Old Medicine May Have New Role in Alzheimer's
Immune globulin shows promise in lab mice
Immune globulin - also called gamma globulin - may help restore the brain's ability to rewire itself.
A new study in laboratory animals suggests a promising new avenue for treating Alzheimer's Disease.
The mice in this research were given a medicine that's been around for decades.
Immune globulin - also called gamma globulin - is made from purified blood plasma and is normally used to boost the immune system.
Recently, scientists have been exploring its potential as a treatment for Alzheimer's Disease.
The results of these immune globulin experiments have been inconsistent. Researcher Giulio Maria Pasinetti, of the Mount Sinai School of Medicine in New York, and his colleagues thought these inconsistent results were due to variations in how the immune globulin was administered. So they gave their lab mice very small doses intravenously over four weeks.
Researchers say they saw a dramatic slowdown in the animals' cognitive deterioration.

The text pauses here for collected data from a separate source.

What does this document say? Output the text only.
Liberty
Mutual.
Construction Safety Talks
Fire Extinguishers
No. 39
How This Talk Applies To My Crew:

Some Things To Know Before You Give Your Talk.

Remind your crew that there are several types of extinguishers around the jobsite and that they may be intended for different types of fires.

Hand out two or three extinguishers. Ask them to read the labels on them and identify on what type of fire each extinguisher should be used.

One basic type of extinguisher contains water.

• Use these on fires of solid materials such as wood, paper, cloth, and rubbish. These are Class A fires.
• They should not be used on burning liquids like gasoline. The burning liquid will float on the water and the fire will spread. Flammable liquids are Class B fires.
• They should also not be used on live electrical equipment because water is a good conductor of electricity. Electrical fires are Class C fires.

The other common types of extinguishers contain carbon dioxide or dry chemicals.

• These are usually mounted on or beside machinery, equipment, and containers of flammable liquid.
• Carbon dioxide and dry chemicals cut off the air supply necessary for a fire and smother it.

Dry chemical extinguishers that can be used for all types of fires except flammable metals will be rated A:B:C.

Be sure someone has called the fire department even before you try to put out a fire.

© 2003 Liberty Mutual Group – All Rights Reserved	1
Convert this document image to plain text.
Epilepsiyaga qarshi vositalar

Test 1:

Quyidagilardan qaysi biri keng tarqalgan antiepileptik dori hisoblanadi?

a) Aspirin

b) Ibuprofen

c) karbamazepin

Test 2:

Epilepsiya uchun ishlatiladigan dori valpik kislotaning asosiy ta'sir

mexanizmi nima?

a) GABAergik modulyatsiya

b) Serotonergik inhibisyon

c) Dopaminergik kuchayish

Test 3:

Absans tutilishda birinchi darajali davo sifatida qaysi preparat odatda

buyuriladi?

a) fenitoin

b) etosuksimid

Pasinetti says the treatment increases certain immune system components called anaphylotoxins, which may help restore plasticity, the ability of the brain to, in effect, rewire itself as needed. It may also have a role in reducing the beta amyloid protein deposits in the brain that are characteristic of Alzheimer's Disease.
The results of Giulio Pasinetti's study were presented at a scientific meeting called Experimental Biology 2012 in San Diego, California.